18 Jun 2010 Sociopolitical Situation

Lebanon is located on the eastern edge of the Mediterranean Sea, bordered to the north and east by Syria and to the south by Israel. The size of the population is estimated between 4 and 4.5 million. In addition, about 10 percent of its population is made up of refugees, including around 400,000 Palestinians and up to 60,000 Iraqis. Within this small population, there are 18 officially registered religious communities; the extensiveness of this has resulted in the existence of a special political system to distribute power as equitably as possible, making it the most complex state in the Middle East. Despite its size, Lebanon’s diversity baffles policy makers. Sectarian differences are at the root of the violent clashes that have impacted the country over the years — but the sources of conflict are not theological. Differences are exacerbated by deep political divisions regarding the representation of each factional group, who constantly jockey for power within the political system. As most have allegiances beyond the country’s borders, regional powers dominate internal dialogue and positioning.
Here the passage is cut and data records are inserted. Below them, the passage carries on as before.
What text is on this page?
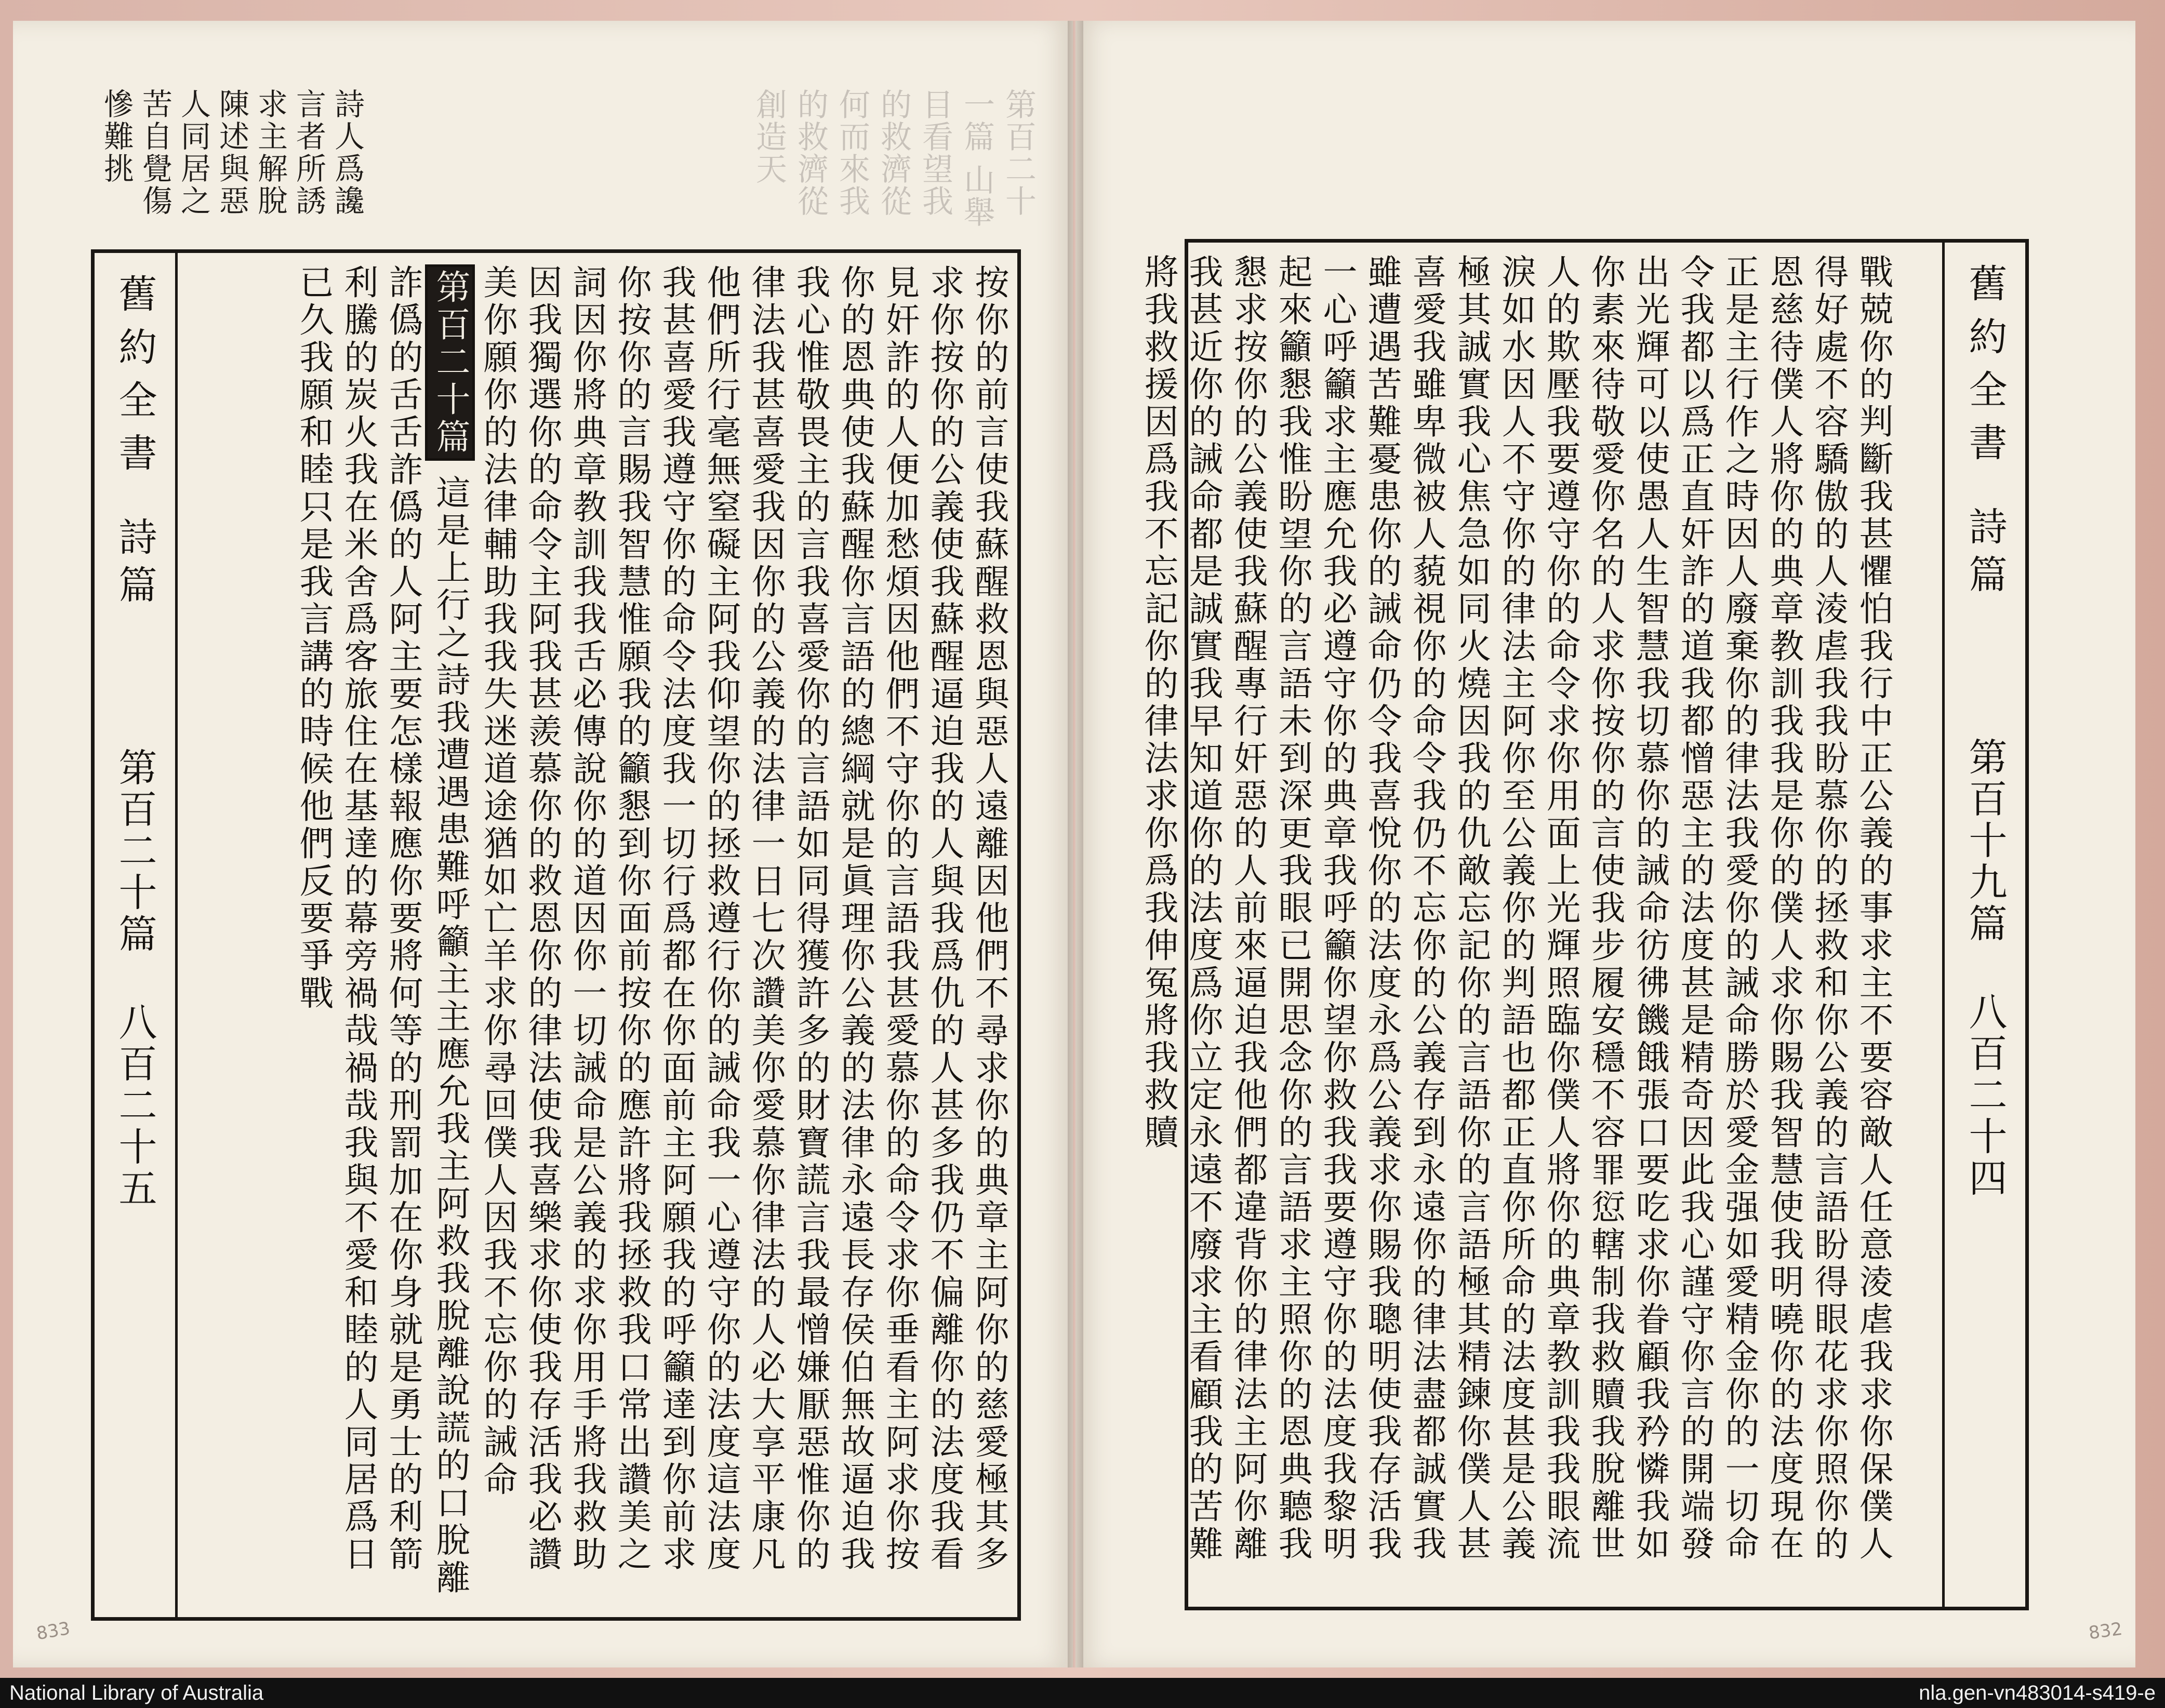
詩人爲讒言者所誘求主解脫陳述與惡人同居之苦自覺傷慘難挑	第百二十一篇 山舉目看望我的救濟從何而來我的救濟從創造天
舊約全書
詩篇
第百二十篇
八百二十五	按你的前言使我蘇醒救恩與惡人遠離因他們不尋求你的典章主阿你的慈愛極其多求你按你的公義使我蘇醒逼迫我的人與我爲仇的人甚多我仍不偏離你的法度我看見奸詐的人便加愁煩因他們不守你的言語我甚愛慕你的命令求你垂看主阿求你按你的恩典使我蘇醒你言語的總綱就是眞理你公義的法律永遠長存侯伯無故逼迫我我心惟敬畏主的言我喜愛你的言語如同得獲許多的財寶謊言我最憎嫌厭惡惟你的律法我甚喜愛我因你的公義的法律一日七次讚美你愛慕你律法的人必大享平康凡他們所行毫無窒礙主阿我仰望你的拯救遵行你的誡命我一心遵守你的法度這法度我甚喜愛我遵守你的命令法度我一切行爲都在你面前主阿願我的呼籲達到你前求你按你的言賜我智慧惟願我的籲懇到你面前按你的應許將我拯救我口常出讚美之詞因你將典章教訓我我舌必傳說你的道因你一切誡命是公義的求你用手將我救助因我獨選你的命令主阿我甚羨慕你的救恩你的律法使我喜樂求你使我存活我必讚美你願你的法律輔助我我失迷道途猶如亡羊求你尋回僕人因我不忘你的誡命 第百二十篇 這是上行之詩我遭遇患難呼籲主主應允我主阿救我脫離說謊的口脫離詐僞的舌舌詐僞的人阿主要怎樣報應你要將何等的刑罰加在你身就是勇士的利箭利騰的炭火我在米舍爲客旅住在基達的幕旁禍哉禍哉我與不愛和睦的人同居爲日已久我願和睦只是我言講的時候他們反要爭戰	戰兢你的判斷我甚懼怕我行中正公義的事求主不要容敵人任意淩虐我求你保僕人得好處不容驕傲的人淩虐我我盼慕你的拯救和你公義的言語盼得眼花求你照你的恩慈待僕人將你的典章教訓我我是你的僕人求你賜我智慧使我明曉你的法度現在正是主行作之時因人廢棄你的律法我愛你的誡命勝於愛金强如愛精金你的一切命令我都以爲正直奸詐的道我都憎惡主的法度甚是精奇因此我心謹守你言的開端發出光輝可以使愚人生智慧我切慕你的誡命彷彿饑餓張口要吃求你眷顧我矜憐我如你素來待敬愛你名的人求你按你的言使我步履安穩不容罪愆轄制我救贖我脫離世人的欺壓我要遵守你的命令求你用面上光輝照臨你僕人將你的典章教訓我我眼流淚如水因人不守你的律法主阿你至公義你的判語也都正直你所命的法度甚是公義極其誠實我心焦急如同火燒因我的仇敵忘記你的言語你的言語極其精鍊你僕人甚喜愛我雖卑微被人藐視你的命令我仍不忘你的公義存到永遠你的律法盡都誠實我雖遭遇苦難憂患你的誡命仍令我喜悅你的法度永爲公義求你賜我聰明使我存活我一心呼籲求主應允我必遵守你的典章我呼籲你望你救我我要遵守你的法度我黎明起來籲懇我惟盼望你的言語未到深更我眼已開思念你的言語求主照你的恩典聽我懇求按你的公義使我蘇醒專行奸惡的人前來逼迫我他們都違背你的律法主阿你離我甚近你的誡命都是誠實我早知道你的法度爲你立定永遠不廢求主看顧我的苦難將我救援因爲我不忘記你的律法求你爲我伸冤將我救贖	舊約全書
詩篇
第百十九篇
八百二十四
833	832
National Library of Australia	nla.gen-vn483014-s419-e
The Lebanese civil war (1975-90) ended a relatively prosperous era in Lebanese history. Before 1975, Beirut was seen as the “Switzerland of the Middle East” and Lebanon as a country in which trade flourished and different religions could be professed. Nevertheless, Muslim discontent with the influence, power and wealth of the Christian community grew; tensions were mainly under the surface, but these became increasingly visible by 1975, particularly as the presence of around 300,000 Palestinians in refugee camps, most of them Sunni Muslims, became increasingly alarming.

The 15 years of intermittent violence and war destroyed Beirut, devastated much of the country’s infrastructure and drove hundreds of thousands of people into exile. The Taif Agreement, which was ratified in late 1989, ended this tragic chapter in Lebanon’s history and divided political power more evenly between Christians and Muslims. The lack of a strong central government, however, coupled with the presence of Syrian troops on Lebanese territory and the Israeli occupation of southern Lebanon invited regional tensions to continue to play out in the fragile country.

Other factors continue to destabilize Lebanon: The assassination of former Prime Minister Rafiq Hariri in 2005 led to political crisis dividing traditional allies and forging new ones; the Israeli-Hezbollah war in the summer of 2006 devastated the southern half of the country and revealed further Lebanon’s frailty.

Despite a wave of optimism in mid-2008 — which saw the election of a new president and the formation of a national unity government — significant factors threatening Lebanon’s fragile existence remain: increased regional tensions; remote, but potential conflicts between Hezbollah and Israel; increased pressure within the Palestinian camps; possible targeting of international peacekeeping forces and militia attacks.

By Lebanese standards, 2009 was a quiet year. The chief development was the drawn out government formation process, which concluded in November with the election of Said el Hariri to the premiership.